Please DO NOT post in that fashion: IMPOSSIBLE to follow; rearrange:

the equations are
l = 2w + 3
l - 2w = 3………(1)
lw = 99..……….(2)
from (2): w = 99 / l
substituting this in (1): l - 2(99 / l) = 3
multiplying throughout by l: l^2 - 198 = 3l
l^2 - 3l - 198 = 0
l = [3 +/- sqrt(9 + 792)] / 21 : WHERE DOES 21 COME FROM?
l = 3 +/- sqrt(801) / 21 : WHY DID YOU DROP THE BRACKETS?
l = 3 + 28.3 / 21 = 15.65 : HOW DID YOU GET 15.65 FROM THAT?

AND NEVER use l as a variable: looks too much like 1 !

Can you follow this:
Let w = width: then length = 2w + 3

area = width times length = w(2w + 3)
since area = 99 then:
w(2w + 3) = 99
2w^2 + 3w - 99 = 0

Now solve that for w; OK?

 

[emdorsheimer]

still confused

how did yours turn out to be so much shorter?
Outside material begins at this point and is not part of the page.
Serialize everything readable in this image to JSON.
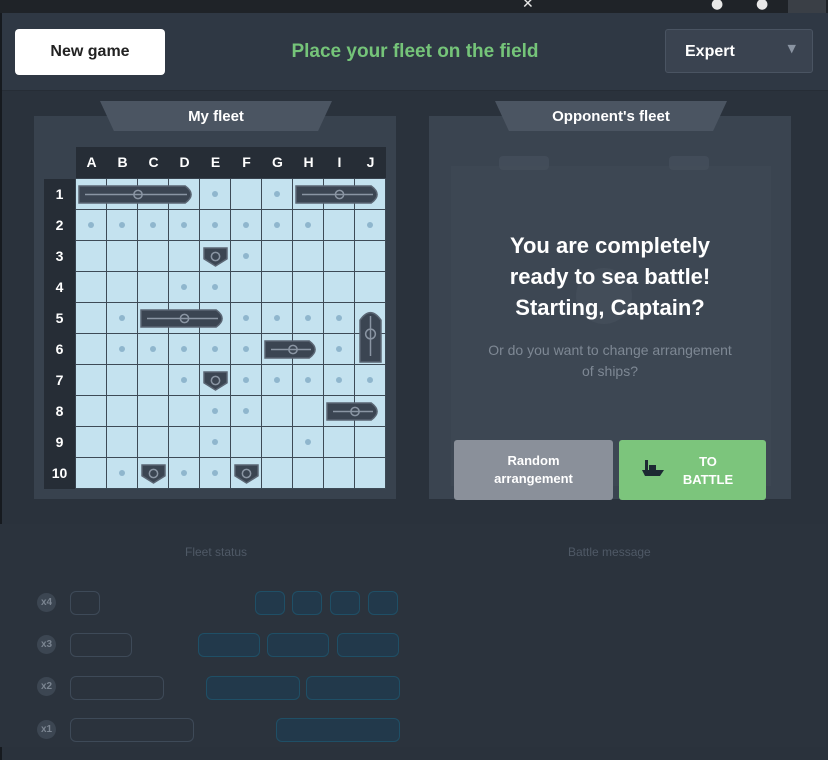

I still can't figure out how this is going to work.
w(2w + 3) = 99
2w^2 + 3w - 99 = 0

because there is no number I can think of that will stand as w to get 99.

 

[jonboy]

We can use the quadratic formula:\(\displaystyle \L \;w = \frac{{ - b \pm sqrt{b^2 - 4ac}}}{{2a}}\)

Quadratics are in the form:

\(\displaystyle \L \;ax^2\,+\,bx\,+\,c\,=0\)

\(\displaystyle \L \;2w^2\,+\,3w\,-\,99\,=\,0\)


Identify your \(\displaystyle a\), \(\displaystyle b\), and \(\displaystyle c\). As Stapel said, plug and chug!